How often are we like this? How often do we submit to what our society and culture tell us, and not see the light of the Gospel, shining from the teachings of Jesus Christ and his bride the Church? This Sunday is the day the Creed is given to those who will be baptized and entering the Church at Easter. Had we given into worldly knowledge, seen things as the world did, this creed would never have been written, and the faith would have been lost. With eyes enlightened by Christ, we see waters poured over a person’s head and know they are being transformed into a Christian. We see bread and wine placed upon this altar and know it is transformed into the body and blood of Christ. We see all human life and know it is cherished and loved by God. And today, we share our faith with those with whom we will soon share the life given to us in God.

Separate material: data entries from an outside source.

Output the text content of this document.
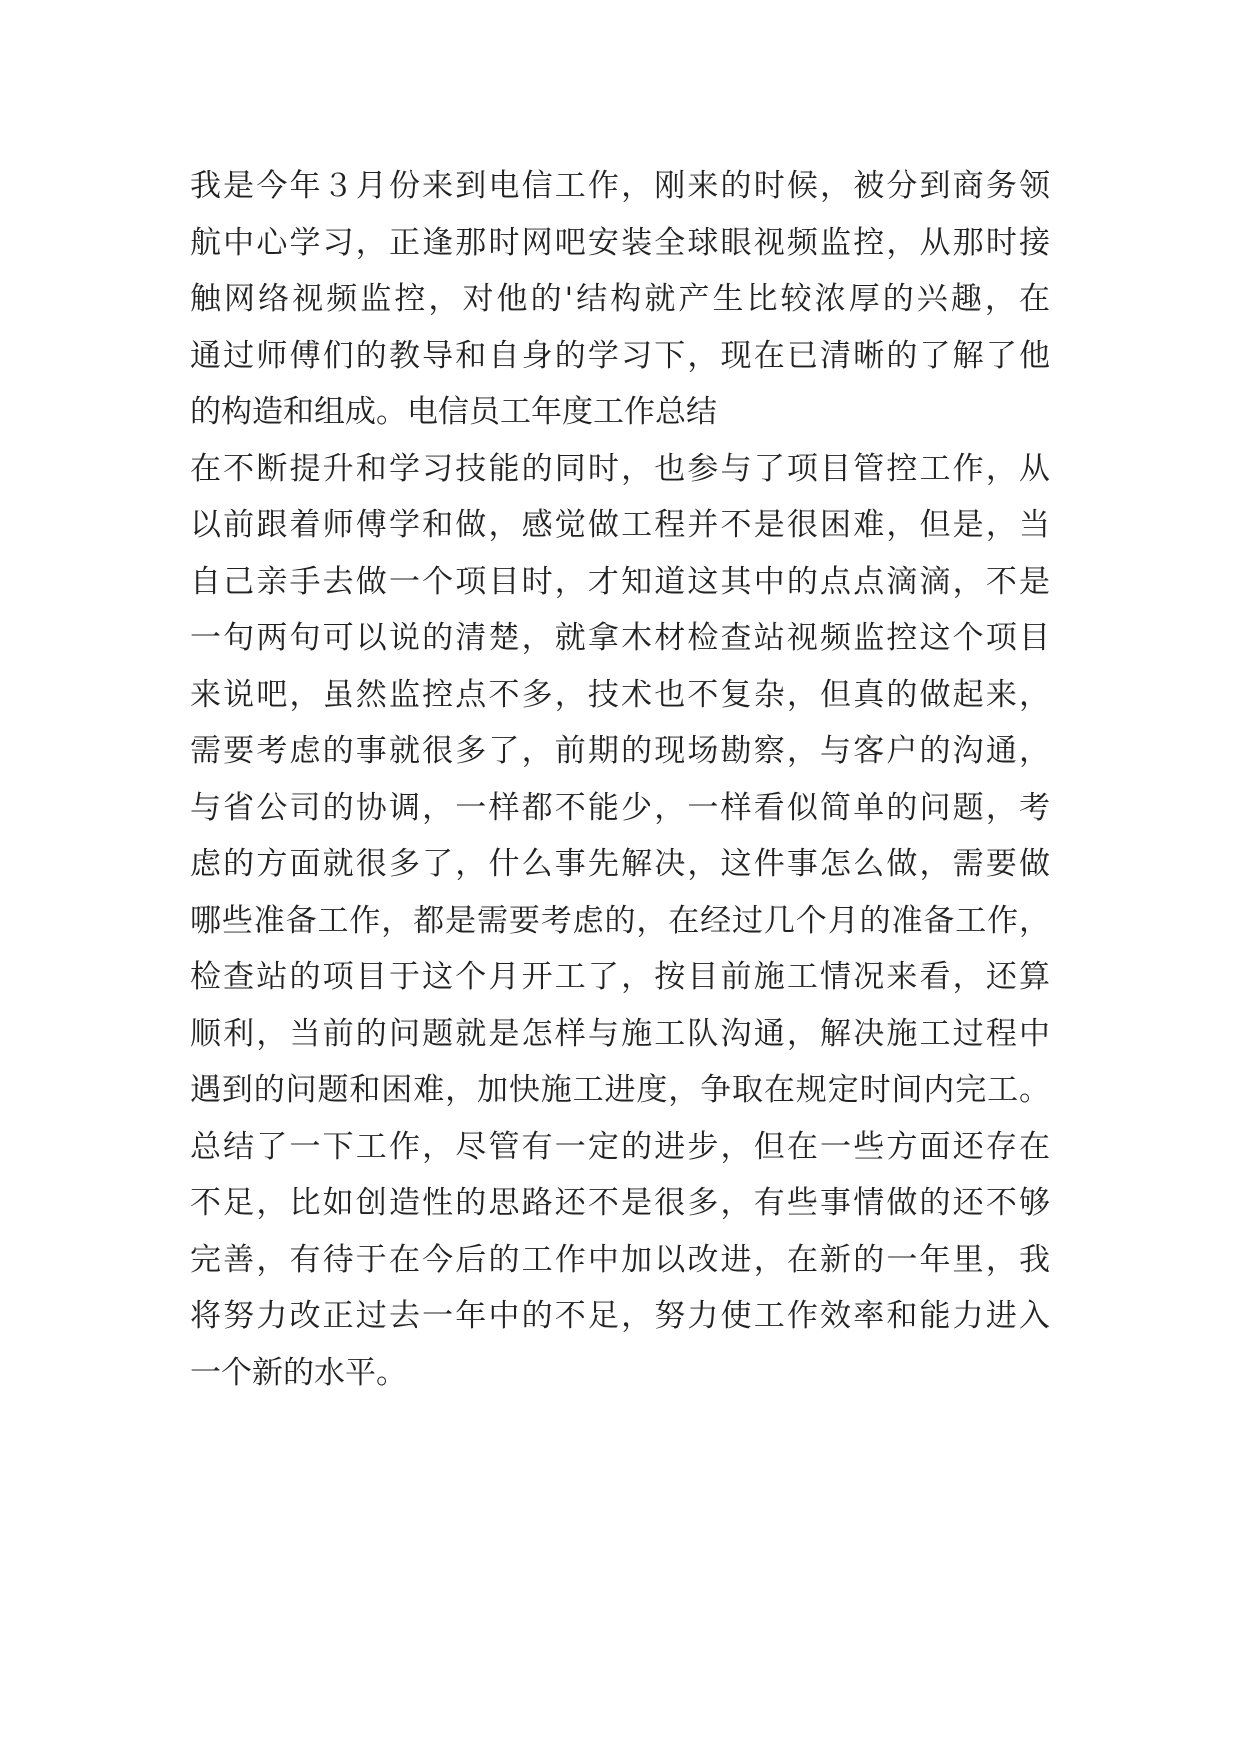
我是今年３月份来到电信工作，刚来的时候，被分到商务领
航中心学习，正逢那时网吧安装全球眼视频监控，从那时接
触网络视频监控，对他的'结构就产生比较浓厚的兴趣，在
通过师傅们的教导和自身的学习下，现在已清晰的了解了他
的构造和组成。电信员工年度工作总结
在不断提升和学习技能的同时，也参与了项目管控工作，从
以前跟着师傅学和做，感觉做工程并不是很困难，但是，当
自己亲手去做一个项目时，才知道这其中的点点滴滴，不是
一句两句可以说的清楚，就拿木材检查站视频监控这个项目
来说吧，虽然监控点不多，技术也不复杂，但真的做起来，
需要考虑的事就很多了，前期的现场勘察，与客户的沟通，
与省公司的协调，一样都不能少，一样看似简单的问题，考
虑的方面就很多了，什么事先解决，这件事怎么做，需要做
哪些准备工作，都是需要考虑的，在经过几个月的准备工作，
检查站的项目于这个月开工了，按目前施工情况来看，还算
顺利，当前的问题就是怎样与施工队沟通，解决施工过程中
遇到的问题和困难，加快施工进度，争取在规定时间内完工。
总结了一下工作，尽管有一定的进步，但在一些方面还存在
不足，比如创造性的思路还不是很多，有些事情做的还不够
完善，有待于在今后的工作中加以改进，在新的一年里，我
将努力改正过去一年中的不足，努力使工作效率和能力进入
一个新的水平。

So, as we work in the world, as we hear news reports of people from the outside claiming to know what we believe and criticizing us for it, we must remember that they are in the darkness; they aren’t walking in the true light of the world – the light of Christ. We must make sure that we are in the light – through study of what the Church teaches – the Catechism and listening to Catholic media. We must proclaim what we truly believe, not be ashamed of it, and share it with others. We must always come back to Christ in the sacraments and in prayer. Only then, can we truly see.